Whispers of how that might work began after a Mazda patent emerged earlier this year. That proposed combining a rotary engine and electric motors, but decoupling the gas part of that from the wheels themselves. Instead, it would act as a mobile generator, working with a capacitor system and hub motors in the front wheels. The capacitors could rapidly charge up, and release, electrical power to drive the front wheels, while the rear motor would lend its heft for all-wheel drive.

It was a complex proposition – a simpler idea resurfaced as the CX-30 EV – and at the time all Mazda would say was that it was something its engineers had developed but with no particular vehicle in mind.
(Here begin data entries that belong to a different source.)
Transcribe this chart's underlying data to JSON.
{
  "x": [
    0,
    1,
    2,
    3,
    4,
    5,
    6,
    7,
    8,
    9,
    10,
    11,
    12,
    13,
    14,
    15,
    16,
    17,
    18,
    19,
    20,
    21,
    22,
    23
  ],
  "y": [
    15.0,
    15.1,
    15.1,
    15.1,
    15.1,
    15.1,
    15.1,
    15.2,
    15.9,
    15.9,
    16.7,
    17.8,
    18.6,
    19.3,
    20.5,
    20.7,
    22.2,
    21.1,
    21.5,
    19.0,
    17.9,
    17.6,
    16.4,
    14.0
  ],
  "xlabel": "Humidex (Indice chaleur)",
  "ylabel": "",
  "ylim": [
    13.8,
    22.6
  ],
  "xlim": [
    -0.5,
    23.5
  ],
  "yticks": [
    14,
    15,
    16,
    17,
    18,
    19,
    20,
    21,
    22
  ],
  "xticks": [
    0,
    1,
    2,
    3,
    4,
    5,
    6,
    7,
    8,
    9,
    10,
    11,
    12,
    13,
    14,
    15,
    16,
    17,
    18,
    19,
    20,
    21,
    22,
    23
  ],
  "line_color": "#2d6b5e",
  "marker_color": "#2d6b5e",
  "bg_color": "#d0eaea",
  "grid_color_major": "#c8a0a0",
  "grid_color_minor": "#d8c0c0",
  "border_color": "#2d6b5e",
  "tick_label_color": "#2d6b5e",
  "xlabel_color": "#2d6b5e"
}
A production car based on what we've seen from the RX-Vision and RX-Vision GT3, however, could take a somewhat more straightforward route.

One such example is what we've seen used to great effect by the Acura NSX. That too is a gas-electric hybrid, with electric motors for the front – one for each wheel – and a V6 gas engine with a third electric motor at the rear. Though hybrids may traditionally be associated with being environmentally pious, the NSX admirably demonstrated that they could be adept in performance cars, too.

Mazda may not need a howling monster of a car that brings track-style aggression to public roads. Instead, its halo might better be worn by a sporting grand tourer. Something in the vein of the Lexus LC or even a Bentley Continental GT or Aston Martin DB11, perhaps: a luxurious cruiser that could feast on miles for long-distance journeys, with a jolt of electric urgency for when the roads get twisty.

The MX-5 Miata is an icon, but it's no longer quite the halo car it once acted as. For better or worse, its vision of lightweight, pared-back efficiency in the name of engaged driving feels less broadly aspirational these days. It's a car for purists, but there are fewer purists around.

A GT hybrid – let's, for the sake of things, call it the RX-9 – could sit alongside the Miata, not replace it. Borrow that car's unstinting commitment to picking something and doing it really, really well, but choose as its focus attainable luxury and mature electrification. If it looks half as good as the RX-Vision and RX-Vision GT3, that'd be a darn good place to start.